Mais il n’y a personne pour dire d’où proviennent, d’où naissent ce que nous appelons (presque selon notre bon plaisir) amour et désir. Tandis qu’Aghia descendait l’escalier, la moitié de son visage éclairée par les dernières lueurs du jour mourant, l’autre moitié se perdant dans l’obscurité, une fente de sa robe, qui montait presque jusqu’à la taille, me permit d’entr’apercevoir l’éclat d’une cuisse soyeuse. Et le désir d’elle que j’avais perdu à peine quelques instants auparavant, quand je l’avais repoussée, me submergea à nouveau, deux fois plus puissant. Elle lut cela sur mon visage, j’en suis sûr, et Dorcas, qui la suivait d’une marche, le vit aussi et détourna les yeux. Aghia était cependant toujours en colère contre moi (comme elle en avait peut-être le droit), si bien qu’en dépit de son sourire de politesse et de son incapacité à masquer la douleur qui lui tenaillait encore les reins, elle resta sur la réserve tant qu’elle put.
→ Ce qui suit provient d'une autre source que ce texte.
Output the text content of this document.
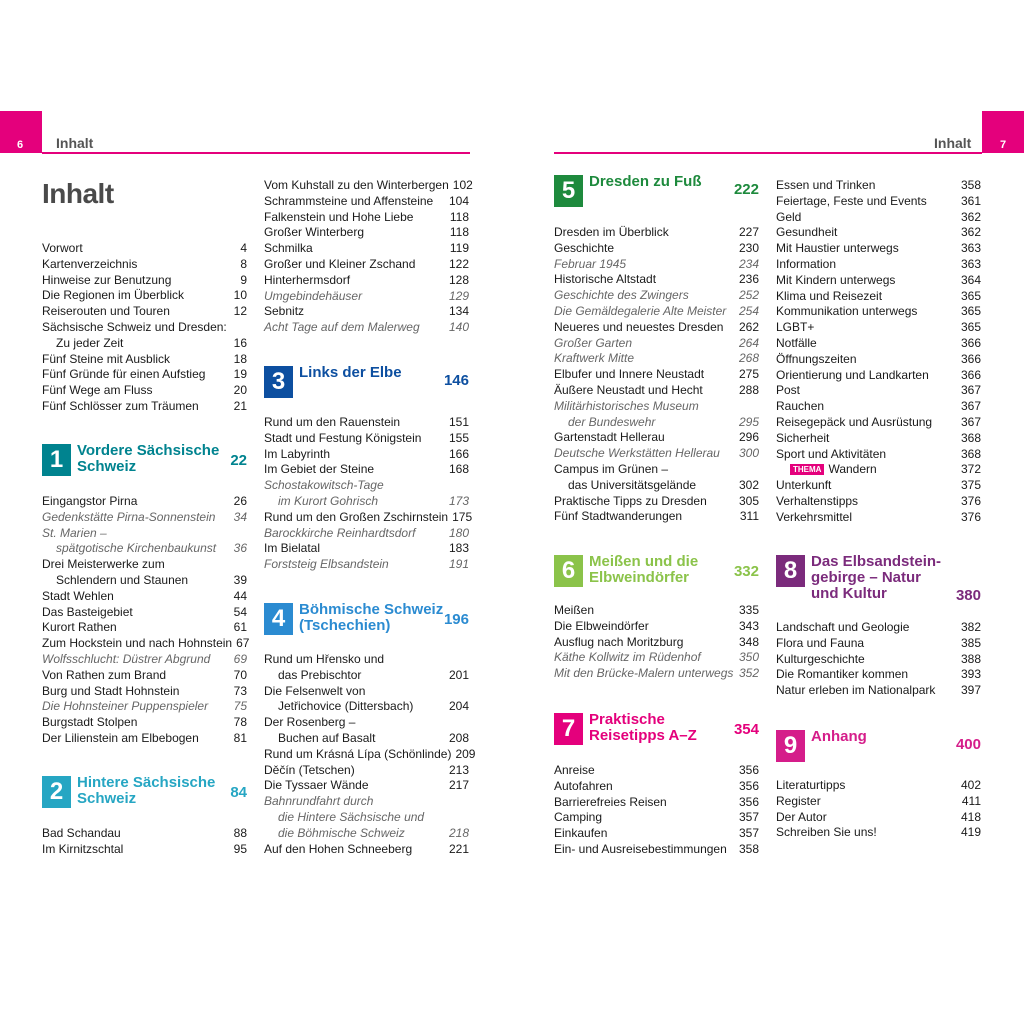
6 Inhalt	7
Inhalt
Inhalt
Vorwort	4
Kartenverzeichnis	8
Hinweise zur Benutzung	9
Die Regionen im Überblick	10
Reiserouten und Touren	12
Sächsische Schweiz und Dresden:
Zu jeder Zeit	16
Fünf Steine mit Ausblick	18
Fünf Gründe für einen Aufstieg	19
Fünf Wege am Fluss	20
Fünf Schlösser zum Träumen	21
1 Vordere Sächsische
Schweiz	22
Eingangstor Pirna	26
Gedenkstätte Pirna-Sonnenstein	34
St. Marien –
spätgotische Kirchenbaukunst	36
Drei Meisterwerke zum
Schlendern und Staunen	39
Stadt Wehlen	44
Das Basteigebiet	54
Kurort Rathen	61
Zum Hockstein und nach Hohnstein 67
Wolfsschlucht: Düstrer Abgrund	69
Von Rathen zum Brand	70
Burg und Stadt Hohnstein	73
Die Hohnsteiner Puppenspieler	75
Burgstadt Stolpen	78
Der Lilienstein am Elbebogen	81
2 Hintere Sächsische
Schweiz	84
Bad Schandau	88
Im Kirnitzschtal	95
Vom Kuhstall zu den Winterbergen 102
Schrammsteine und Affensteine	104
Falkenstein und Hohe Liebe	118
Großer Winterberg	118
Schmilka	119
Großer und Kleiner Zschand	122
Hinterhermsdorf	128
Umgebindehäuser	129
Sebnitz	134
Acht Tage auf dem Malerweg	140
3 Links der Elbe	146
Rund um den Rauenstein	151
Stadt und Festung Königstein	155
Im Labyrinth	166
Im Gebiet der Steine	168
Schostakowitsch-Tage
im Kurort Gohrisch	173
Rund um den Großen Zschirnstein 175
Barockkirche Reinhardtsdorf	180
Im Bielatal	183
Forststeig Elbsandstein	191
4 Böhmische Schweiz
(Tschechien)	196
Rund um Hřensko und
das Prebischtor	201
Die Felsenwelt von
Jetřichovice (Dittersbach)	204
Der Rosenberg –
Buchen auf Basalt	208
Rund um Krásná Lípa (Schönlinde) 209
Děčín (Tetschen)	213
Die Tyssaer Wände	217
Bahnrundfahrt durch
die Hintere Sächsische und
die Böhmische Schweiz	218
Auf den Hohen Schneeberg	221
5 Dresden zu Fuß 222
Dresden im Überblick	227
Geschichte	230
Februar 1945	234
Historische Altstadt	236
Geschichte des Zwingers	252
Die Gemäldegalerie Alte Meister	254
Neueres und neuestes Dresden	262
Großer Garten	264
Kraftwerk Mitte	268
Elbufer und Innere Neustadt	275
Äußere Neustadt und Hecht	288
Militärhistorisches Museum
der Bundeswehr	295
Gartenstadt Hellerau	296
Deutsche Werkstätten Hellerau	300
Campus im Grünen –
das Universitätsgelände	302
Praktische Tipps zu Dresden	305
Fünf Stadtwanderungen	311
6 Meißen und die
Elbweindörfer	332
Meißen	335
Die Elbweindörfer	343
Ausflug nach Moritzburg	348
Käthe Kollwitz im Rüdenhof	350
Mit den Brücke-Malern unterwegs 352
7 Praktische
Reisetipps A–Z 354
Anreise	356
Autofahren	356
Barrierefreies Reisen	356
Camping	357
Einkaufen	357
Ein- und Ausreisebestimmungen	358
Essen und Trinken	358
Feiertage, Feste und Events	361
Geld	362
Gesundheit	362
Mit Haustier unterwegs	363
Information	363
Mit Kindern unterwegs	364
Klima und Reisezeit	365
Kommunikation unterwegs	365
LGBT+	365
Notfälle	366
Öffnungszeiten	366
Orientierung und Landkarten	366
Post	367
Rauchen	367
Reisegepäck und Ausrüstung	367
Sicherheit	368
Sport und Aktivitäten	368
THEMA Wandern	372
Unterkunft	375
Verhaltenstipps	376
Verkehrsmittel	376
8 Das Elbsandstein-
gebirge – Natur
und Kultur	380
Landschaft und Geologie	382
Flora und Fauna	385
Kulturgeschichte	388
Die Romantiker kommen	393
Natur erleben im Nationalpark	397
9 Anhang	400
Literaturtipps	402
Register	411
Der Autor	418
Schreiben Sie uns!	419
Je pense que c’est en cela que réside la véritable différence entre ces femmes pour lesquelles nous devons jouer notre vie si nous voulons rester des hommes, et celles que nous devons (toujours pour rester des hommes) surpasser en force comme en astuce, si nous le pouvons, et utiliser comme nous ne le ferions jamais d’une bête : car les secondes ne nous permettront jamais de leur donner ce que nous donnons aux premières. Aghia jouissait de mon admiration et aurait été transportée d’extase par mes caresses. Mais même si je m’étais répandu en elle plus d’une centaine de fois, nous nous serions quittés comme des étrangers. Je compris tout cela tandis qu’elle descendait les toutes dernières marches, retenant le pan déchiré de son corsage d’une main, et portant bien haut l’averne de l’autre. Elle avait fait du baliveau mal dégrossi une hampe qu’elle arborait comme un baculus[5]. Et malgré tout je l’aimais toujours, ou du moins je l’aurais aimée si je l’avais pu.
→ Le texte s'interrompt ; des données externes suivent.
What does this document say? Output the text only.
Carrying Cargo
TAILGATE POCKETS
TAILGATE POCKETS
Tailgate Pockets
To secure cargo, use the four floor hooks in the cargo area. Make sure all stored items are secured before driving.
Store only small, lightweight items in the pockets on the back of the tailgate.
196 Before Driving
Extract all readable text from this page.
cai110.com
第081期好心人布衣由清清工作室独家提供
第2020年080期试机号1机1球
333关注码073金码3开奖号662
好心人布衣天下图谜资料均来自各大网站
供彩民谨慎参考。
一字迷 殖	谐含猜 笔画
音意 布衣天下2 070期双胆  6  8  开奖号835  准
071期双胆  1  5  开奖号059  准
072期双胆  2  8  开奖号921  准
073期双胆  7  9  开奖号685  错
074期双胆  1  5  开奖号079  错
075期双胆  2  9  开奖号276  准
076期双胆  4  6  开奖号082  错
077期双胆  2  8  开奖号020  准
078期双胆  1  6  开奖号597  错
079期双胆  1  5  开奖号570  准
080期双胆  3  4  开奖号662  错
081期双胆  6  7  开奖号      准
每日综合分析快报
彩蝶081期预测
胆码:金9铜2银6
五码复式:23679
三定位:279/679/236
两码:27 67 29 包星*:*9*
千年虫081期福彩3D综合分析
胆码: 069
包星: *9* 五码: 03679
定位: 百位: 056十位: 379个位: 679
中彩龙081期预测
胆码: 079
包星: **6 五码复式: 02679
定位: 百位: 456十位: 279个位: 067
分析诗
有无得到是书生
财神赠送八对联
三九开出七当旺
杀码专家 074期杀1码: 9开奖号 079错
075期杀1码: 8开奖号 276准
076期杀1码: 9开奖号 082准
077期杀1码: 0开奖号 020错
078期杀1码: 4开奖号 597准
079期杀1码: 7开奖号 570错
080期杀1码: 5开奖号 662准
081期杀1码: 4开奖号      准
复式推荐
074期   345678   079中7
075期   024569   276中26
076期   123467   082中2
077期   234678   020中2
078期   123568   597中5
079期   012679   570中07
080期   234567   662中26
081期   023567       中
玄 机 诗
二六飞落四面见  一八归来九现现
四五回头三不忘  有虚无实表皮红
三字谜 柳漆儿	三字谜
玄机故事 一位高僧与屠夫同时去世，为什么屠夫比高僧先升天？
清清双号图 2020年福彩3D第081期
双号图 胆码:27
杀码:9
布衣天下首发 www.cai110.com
Le jeune garçon revint en courant. « La cuisinière dit que Trudo est parti. Elle était sortie prendre de l’eau, parce que la fille de la plonge était partie, et elle l’a vu s’enfuir à toute vitesse, et ses affaires ne sont plus à l’écurie.

— Il est donc parti définitivement, dans ce cas, dit l’aubergiste. À quel moment l’a-t-elle vu prendre la poudre d’escampette ? À l’instant ? »
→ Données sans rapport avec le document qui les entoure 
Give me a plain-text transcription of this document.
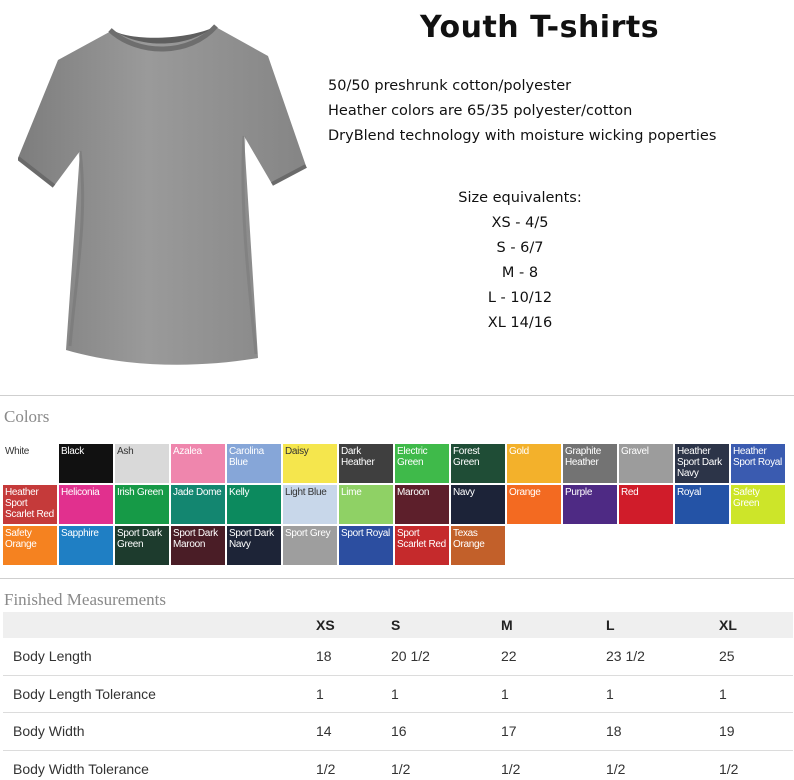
Youth T-shirts
50/50 preshrunk cotton/polyester
Heather colors are 65/35 polyester/cotton
DryBlend technology with moisture wicking poperties
Size equivalents:
XS - 4/5
S - 6/7
M - 8
L - 10/12
XL 14/16
Colors
White	Black	Ash	Azalea	Carolina Blue
Daisy	Dark Heather
Electric Green
Forest Green
Gold	Graphite Heather
Gravel	Heather Sport Dark Navy
Heather Sport Royal
Heather Sport Scarlet Red
Heliconia	Irish Green Jade Dome Kelly	Light Blue	Lime	Maroon	Navy	Orange	Purple	Red	Royal	Safety Green
Safety Orange
Sapphire	Sport Dark Green
Sport Dark Maroon
Sport Dark Navy
Sport Grey	Sport Royal Sport Scarlet Red
Texas Orange
Finished Measurements
XS	S	M	L	XL
Body Length	18	20 1/2	22	23 1/2	25
Body Length Tolerance	1	1	1	1	1
Body Width	14	16	17	18	19
Body Width Tolerance	1/2	1/2	1/2	1/2	1/2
Le garçon hocha affirmativement la tête. « Il a su que vous le recherchiez, Sieur, je le crains bien. Quelqu’un a dû vous entendre lorsque vous avez mentionné son nom, et a couru le prévenir. Vous aurait-il dérobé quelque chose ? »

Je secouai la tête. « Il ne m’a fait aucun tort, et j’ai même le sentiment qu’il essayait de me faire du bien, d’une manière ou d’une autre. Je suis désolé d’être cause de la perte de l’un de vos domestiques. »

L’aubergiste écarta les bras. « Je lui devais des gages, je ne perds donc rien. »

Comme il s’éloignait de nous, Dorcas en profita pour me glisser à l’oreille : « Et je suis désolée de vous avoir frustré de votre plaisir, là-haut. Je n’aurais pas voulu vous en priver. Mais, Sévérian, je vous aime. »

Venant d’un point imprécis, mais peu éloigné, l’appel sonore d’un clairon s’élança vers les premières étoiles qui scintillaient dans le ciel.